Nutrition and medication can be optimized at the individual level, and increasingly common 3D printing challenges medical regulation. Growth in platform-based business models based on personalization.
Individualization and personalized products become increasingly common and consumer power grows. Data is used as an instrument of exchange and to acquire services and products. Sharing economy platforms make a breakthrough in the daily life of consumers.
New food production technologies are developed rapidly. Data is used extensively to optimize food production and efforts to reduce food waste are successful. Customized and personalized diets become increasingly common.
Retailers become an unnecessary intermediary between food and the consumer. Food is automatically delivered to the doorstep based on data disclosed by users.
Made to order operating models emerge, for example in clothes manufacture, reducing the disposal of finished products.
The share of independent travelers grows. Virtual travel increases, replacing physical travel to a certain extent.
The distribution of income is imbalanced. People have more free time globally but purchasing power declines.
The MyData movement gathers strength. A data exchange emerges when the value of data is recognized in various business environments and it becomes possible to trade data under the same logic as the stock markets. Individuals decide to whom, and for what use, they sell their data. Data brokers act as intermediaries.
The ethical nature of technological development is not monitored. Personalization, fragmentation and tribalization lead to the emergence of mini-markets where even small operators can thrive. The significance of blockchain technologies increases and they are widely used in contexts where third-party verification is necessary.

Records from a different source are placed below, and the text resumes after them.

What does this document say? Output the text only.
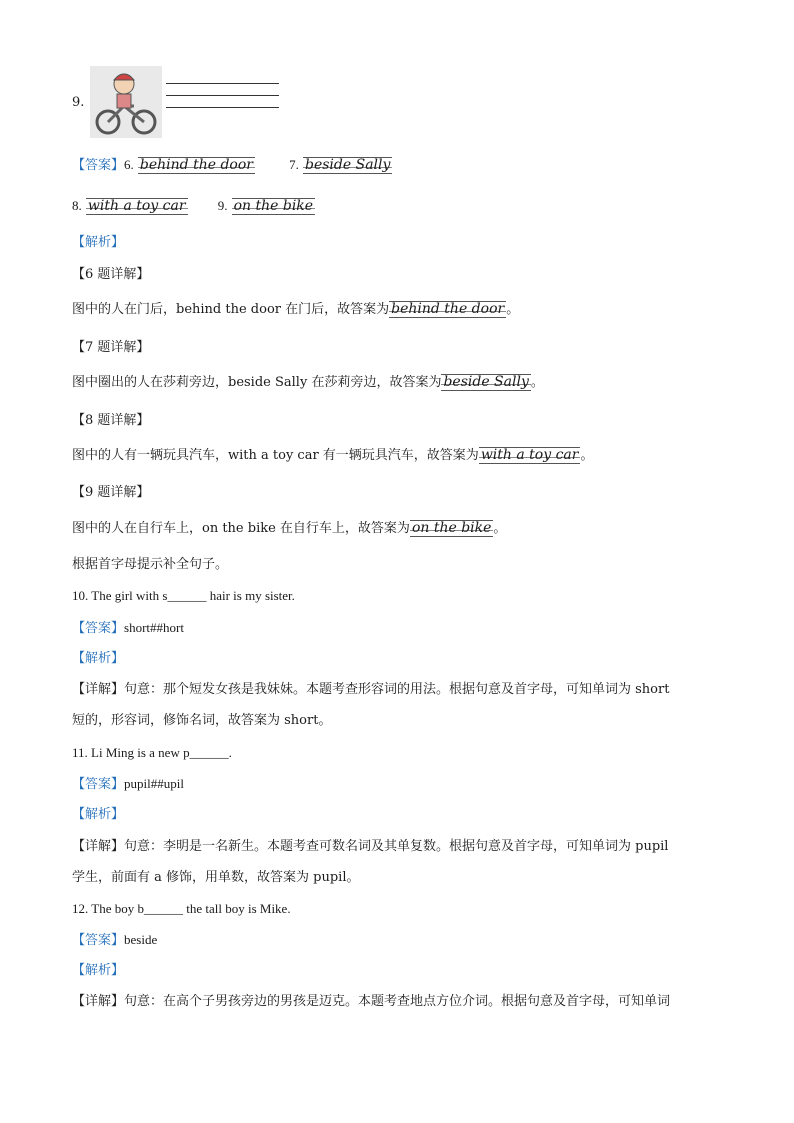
9.
【答案】6. behind the door	7. beside Sally
8. with a toy car 9. on the bike
【解析】
【6 题详解】
图中的人在门后，behind the door 在门后，故答案为 behind the door 。
【7 题详解】
图中圈出的人在莎莉旁边，beside Sally 在莎莉旁边，故答案为 beside Sally 。
【8 题详解】
图中的人有一辆玩具汽车，with a toy car 有一辆玩具汽车，故答案为 with a toy car 。
【9 题详解】
图中的人在自行车上，on the bike 在自行车上，故答案为 on the bike 。
根据首字母提示补全句子。
10. The girl with s______ hair is my sister.
【答案】short##hort
【解析】
【详解】句意：那个短发女孩是我妹妹。本题考查形容词的用法。根据句意及首字母，可知单词为 short
短的，形容词，修饰名词，故答案为 short。
11. Li Ming is a new p______.
【答案】pupil##upil
【解析】
【详解】句意：李明是一名新生。本题考查可数名词及其单复数。根据句意及首字母，可知单词为 pupil
学生，前面有 a 修饰，用单数，故答案为 pupil。
12. The boy b______ the tall boy is Mike.
【答案】beside
【解析】
【详解】句意：在高个子男孩旁边的男孩是迈克。本题考查地点方位介词。根据句意及首字母，可知单词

Many cities introduce advanced sensor technology, which enables infrastructure costs to be allocated at the individual level, for example.
Multiple cryptocurrencies are in widespread use. In an individualized and tribalized culture, currency is one way of expressing one's identity. Companies may offer their services only in one currency and thereby practically exclude certain groups from their customer base. The shift to cryptocurrencies also increases the risk of cyber attacks at the individual level.